Two limits are structural and worth naming. The exposure is a survey checkbox: that a hospital "uses AI-based predictive models" says nothing about which model, for what task, on whom, or whether anyone acts on its output — the authors concede their categories are too coarse to tie to any specific outcome. And the unit is the hospital, not the patient, so inferring individual benefit from facility-level correlations would be an ecological overreach. None of this sinks the work. It fixes the ceiling on what the work can claim.
“The strongest predictor of whether a hospital had adopted AI was not its size or its budget. It was whether it could already move data at all.”
Why it travels
The figures are American and the survey instrument is American; neither maps onto a German or European system unedited. The mechanism does.
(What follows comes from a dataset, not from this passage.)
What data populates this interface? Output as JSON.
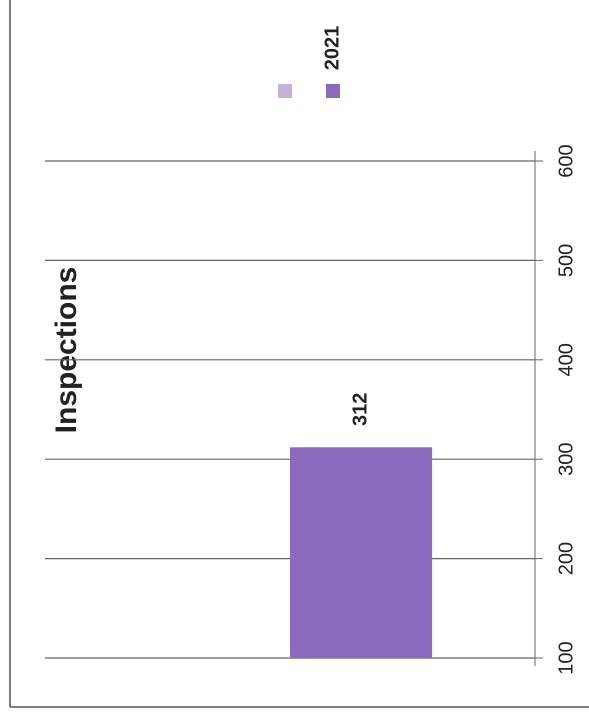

If the ability to exchange data is the gate that decides which hospitals can use AI at all — and the most spatially consistent signal in the paper says it is — then the unglamorous work of standards, structured records and moving a discharge letter without a fax is not merely a precondition for AI. It is what determines whether AI ever reaches the places that need it most. The risk this preprint documents is not that the technology fails. It is that it succeeds unevenly and hardens a divide that existed before it arrived. For anyone allocating a digitisation budget, that is the case for funding the connections before the algorithms.
Source: Hwang Y-M, Ng MY, Pillai M, Sahai MP, Hernandez-Boussard T. AI Implementation in U.S. Hospitals: Regional Disparities and Health Equity Implications. medRxiv, posted 28 June 2025; doi:10.1101/2025.06.27.25330441; funded by The SCAN Foundation, no conflicts of interest reported. An unrefereed preprint with an observational, hospital-level design — its findings are associations, not causal effects; a peer-reviewed version has since appeared in Nature Health.